The first allocation is expected, because Julia has no way to know what will come out of the NamedTuple, and not all fields are bitstypes, so it is type-unstable. In the second one, I explicitly tell Julia that it’s going to be an Int64, so I would expect there to not be any allocations in that case, but there still is one.

it’s just a type assertion, and as you’ve seen, the allocation happens before the assertion (during the getindex).

image1407×612 174 KB

Maybe this helps:

using BenchmarkTools

access(x, i) = x[i]

function test1(symbol)
    t = (abc=1, tba=2.0, cd="jgds")

    access(t, symbol)
end

dispatch(::Val{:abc}, x) = access(x, :abc)
dispatch(::Val{:tba}, x) = access(x, :tab)
dispatch(::Val{:tba}, x) = access(x, :cd)

function test2(symbol)
    t = (abc=1, tba=2.0, cd="jgds")

    dispatch(Val(symbol), t)
end

symbol = :abc
@btime test1(symbol)
@btime test2(symbol)

with

  36.657 ns (1 allocation: 32 bytes)
  184.203 ns (0 allocations: 0 bytes)

I think the allocation that you observe with unstable is a benchmarking artifact. If you use BenchmarkTools, it goes away:

using BenchmarkTools
t = (abc=1, tba=2.0)
unstable(x, i) = x[i]

julia> @btime unstable($t, :abc);
  0.039 ns (0 allocations: 0 bytes)

Of course now we see another benchmarking artifact, which is the sub-nanosecond runtime. We can fix that with the Ref trick:

julia> @btime unstable($(Ref(t))[], :abc);
  1.472 ns (0 allocations: 0 bytes)

As long as you’re using unstable in a local scope with local variables, then it should be type-stable.

I intervene to ask a question that makes me understand something about how these mechanisms work, rather than suggesting some kind of solution.
If your situation allows it, wouldn’t it be useful to change and use col [row] instead of working on row [col]?

I am running into what I think is the same underlying issue (though possibly not, I am happy to start a different thread if that is appropriate).

When I try to access an arbitrary value in a NamedTuple, I see some allocations if the value is not defined within the function. For example:

using BenchmarkTools
nt = NamedTuple{(:a, :b, :c, :d)}((1, 2, 3, 4))
@btime $nt[:a];
# 1.900 ns (0 allocations: 0 bytes)
n = :a
@btime $nt[$n]
# 19.520 ns (1 allocation: 48 bytes)

This does not seem to be an effect of benchmarking since if I do something like

function test(nt, n)
    for i in 1:1_000_000
        nt[n]
    end
end

@time test(nt, :a)
# 0.030643 seconds (1.00 M allocations: 45.977 MiB, 5.38% gc time, 14.04% compilation time)

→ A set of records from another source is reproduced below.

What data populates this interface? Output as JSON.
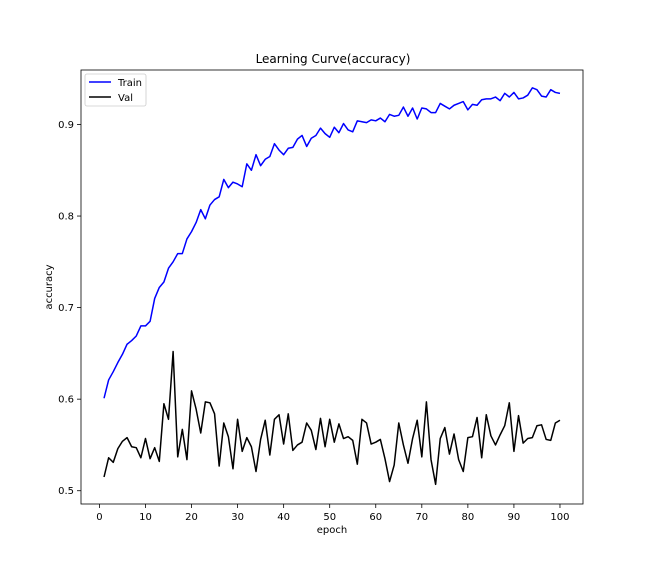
{
  "chart_data": {
    "type": "line",
    "title": "Learning Curve(accuracy)",
    "xlabel": "epoch",
    "ylabel": "accuracy",
    "xlim": [
      -4,
      105
    ],
    "ylim": [
      0.4855,
      0.9595
    ],
    "xticks": [
      0,
      10,
      20,
      30,
      40,
      50,
      60,
      70,
      80,
      90,
      100
    ],
    "yticks": [
      0.5,
      0.6,
      0.7,
      0.8,
      0.9
    ],
    "ytick_labels": [
      "0.5",
      "0.6",
      "0.7",
      "0.8",
      "0.9"
    ],
    "grid": false,
    "legend_position": "top-left",
    "series": [
      {
        "name": "Train",
        "color": "#0000ff",
        "x": [
          1,
          2,
          3,
          4,
          5,
          6,
          7,
          8,
          9,
          10,
          11,
          12,
          13,
          14,
          15,
          16,
          17,
          18,
          19,
          20,
          21,
          22,
          23,
          24,
          25,
          26,
          27,
          28,
          29,
          30,
          31,
          32,
          33,
          34,
          35,
          36,
          37,
          38,
          39,
          40,
          41,
          42,
          43,
          44,
          45,
          46,
          47,
          48,
          49,
          50,
          51,
          52,
          53,
          54,
          55,
          56,
          57,
          58,
          59,
          60,
          61,
          62,
          63,
          64,
          65,
          66,
          67,
          68,
          69,
          70,
          71,
          72,
          73,
          74,
          75,
          76,
          77,
          78,
          79,
          80,
          81,
          82,
          83,
          84,
          85,
          86,
          87,
          88,
          89,
          90,
          91,
          92,
          93,
          94,
          95,
          96,
          97,
          98,
          99,
          100
        ],
        "values": [
          0.601,
          0.621,
          0.63,
          0.64,
          0.649,
          0.66,
          0.664,
          0.669,
          0.68,
          0.68,
          0.685,
          0.71,
          0.722,
          0.728,
          0.743,
          0.75,
          0.759,
          0.759,
          0.775,
          0.783,
          0.793,
          0.807,
          0.797,
          0.812,
          0.818,
          0.821,
          0.84,
          0.831,
          0.837,
          0.835,
          0.832,
          0.857,
          0.85,
          0.867,
          0.855,
          0.862,
          0.865,
          0.879,
          0.872,
          0.867,
          0.874,
          0.875,
          0.884,
          0.888,
          0.876,
          0.885,
          0.888,
          0.896,
          0.89,
          0.886,
          0.897,
          0.891,
          0.901,
          0.894,
          0.892,
          0.904,
          0.903,
          0.902,
          0.905,
          0.904,
          0.907,
          0.903,
          0.911,
          0.909,
          0.91,
          0.919,
          0.909,
          0.918,
          0.906,
          0.918,
          0.917,
          0.913,
          0.913,
          0.923,
          0.92,
          0.917,
          0.921,
          0.923,
          0.925,
          0.916,
          0.922,
          0.921,
          0.927,
          0.928,
          0.928,
          0.93,
          0.926,
          0.934,
          0.93,
          0.935,
          0.928,
          0.929,
          0.932,
          0.94,
          0.938,
          0.931,
          0.93,
          0.938,
          0.935,
          0.934
        ]
      },
      {
        "name": "Val",
        "color": "#000000",
        "x": [
          1,
          2,
          3,
          4,
          5,
          6,
          7,
          8,
          9,
          10,
          11,
          12,
          13,
          14,
          15,
          16,
          17,
          18,
          19,
          20,
          21,
          22,
          23,
          24,
          25,
          26,
          27,
          28,
          29,
          30,
          31,
          32,
          33,
          34,
          35,
          36,
          37,
          38,
          39,
          40,
          41,
          42,
          43,
          44,
          45,
          46,
          47,
          48,
          49,
          50,
          51,
          52,
          53,
          54,
          55,
          56,
          57,
          58,
          59,
          60,
          61,
          62,
          63,
          64,
          65,
          66,
          67,
          68,
          69,
          70,
          71,
          72,
          73,
          74,
          75,
          76,
          77,
          78,
          79,
          80,
          81,
          82,
          83,
          84,
          85,
          86,
          87,
          88,
          89,
          90,
          91,
          92,
          93,
          94,
          95,
          96,
          97,
          98,
          99,
          100
        ],
        "values": [
          0.515,
          0.536,
          0.531,
          0.546,
          0.554,
          0.558,
          0.548,
          0.547,
          0.536,
          0.557,
          0.535,
          0.547,
          0.532,
          0.595,
          0.578,
          0.652,
          0.537,
          0.567,
          0.534,
          0.609,
          0.589,
          0.563,
          0.597,
          0.596,
          0.584,
          0.527,
          0.574,
          0.559,
          0.524,
          0.578,
          0.543,
          0.558,
          0.548,
          0.521,
          0.556,
          0.577,
          0.539,
          0.578,
          0.583,
          0.551,
          0.584,
          0.544,
          0.55,
          0.553,
          0.574,
          0.566,
          0.545,
          0.579,
          0.548,
          0.578,
          0.553,
          0.573,
          0.557,
          0.559,
          0.555,
          0.529,
          0.578,
          0.574,
          0.551,
          0.553,
          0.556,
          0.535,
          0.51,
          0.528,
          0.574,
          0.55,
          0.53,
          0.557,
          0.577,
          0.537,
          0.597,
          0.534,
          0.507,
          0.557,
          0.569,
          0.54,
          0.562,
          0.534,
          0.521,
          0.558,
          0.559,
          0.58,
          0.536,
          0.583,
          0.56,
          0.55,
          0.561,
          0.571,
          0.596,
          0.543,
          0.582,
          0.552,
          0.557,
          0.558,
          0.571,
          0.572,
          0.556,
          0.555,
          0.574,
          0.577
        ]
      }
    ]
  }
}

Which seems to suggest the problem exists there too (if I replace nt[n] with nt[:a] it does not allocate much.

What am I doing wrong?

You’re not doing anything wrong, in fact you wrote a test perfectly avoiding global variable artifacts on your first try. And yes, you’re on the right thread.

Julia generally specializes a call on the types of the called object and the arguments. For example, f(1, 1.5) specializes on (typeof(f), Int64, Float64). By this logic, getindex/getfield would be unstable for Tuple/NamedTuple/struct because the element types are heterogeneous! For example, (1, 1.5)[1] is an Int64, yet (1, 1.5)[2] is a Float64, a clear type instability. So, the compiler goes the extra mile to maintain performance for these important methods: if the index or field is a constant at compile-time, the compiler will “specialize” on the index/field’s instance. The compiler also does constant propagation for other function calls, but usually to evaluate the call at compile-time when all arguments are constant; instead, I’m talking about when getindex/getfield happens at runtime but the index/field is fixed for type stability.

julia> let   # local scope, all variables are local
    t = (abc=1, tba=2.0, cd="jgds")
    i = :tba # recognized as constant in scope
    @time t[i]
  end
  0.000000 seconds
2.0

If you only take the examples in this thread without global variable artifacts, you’ll notice that whenever the field :abc is a constant in a local scope, there’s no allocation. However, whenever the field is a function argument i or command line argument ARGS[1], the compiler has to treat it as a variable in the scope and may allocate to handle the type instability.